One way she did that was to unveil a new capsule line called féng—a word that encompasses the Chinese words for “meet” and “sew.” An homage to high craftsmanship, these entirely handmade pieces played up visible stitching, appliqué, embroidery and inside-out constructions.

Wang described her work for spring as “weaving together the texture of the years, in an easy way.”That might mean picking up on the cracks or patina of ceramics and rendering them in textile, or taking pajama-light silk and using a 2,000 year-old ancestral technique to tug tiny threads so they pucker just so, before being dyed denim blue.

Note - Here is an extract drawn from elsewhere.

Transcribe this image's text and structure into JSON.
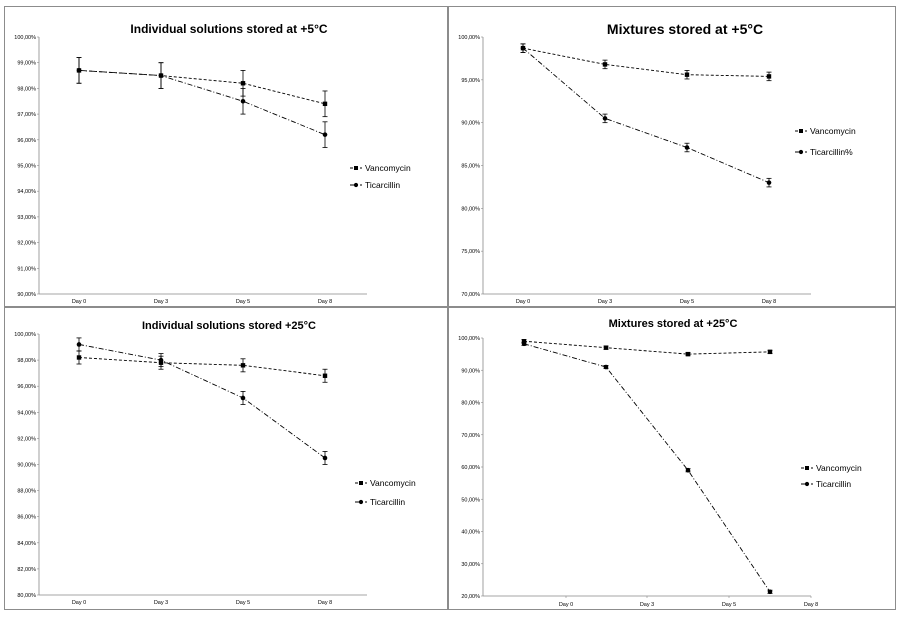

There seemed to be a new maturity—or perhaps a newfound confidence—in laddered openwork polo knits and suiting with raw edges. Aqua denim was hand-dyed to mimic the ribbing on plants.

Speaking of nature, Wang worked bamboo into clever mesh tops or cute little leather-free handbags, also under the féng label. A collector of ancient things and crafts, she wrapped up amphorae like handbags, and sent them out tucked under models’ arms not as something precious, but with the ease of a football. Once again, the designer rocked out on futuristic footwear: like moon boots from a sci-fi fantasy, towering shells slipped over UGG Tasman shoes that were finished with imperfections recalling the crackled finish of fired porcelain.

Wang often says she wants to create a new kind of bridge between East and West, past and future. With this collection, she seemed to make strides in speaking to a broader audience.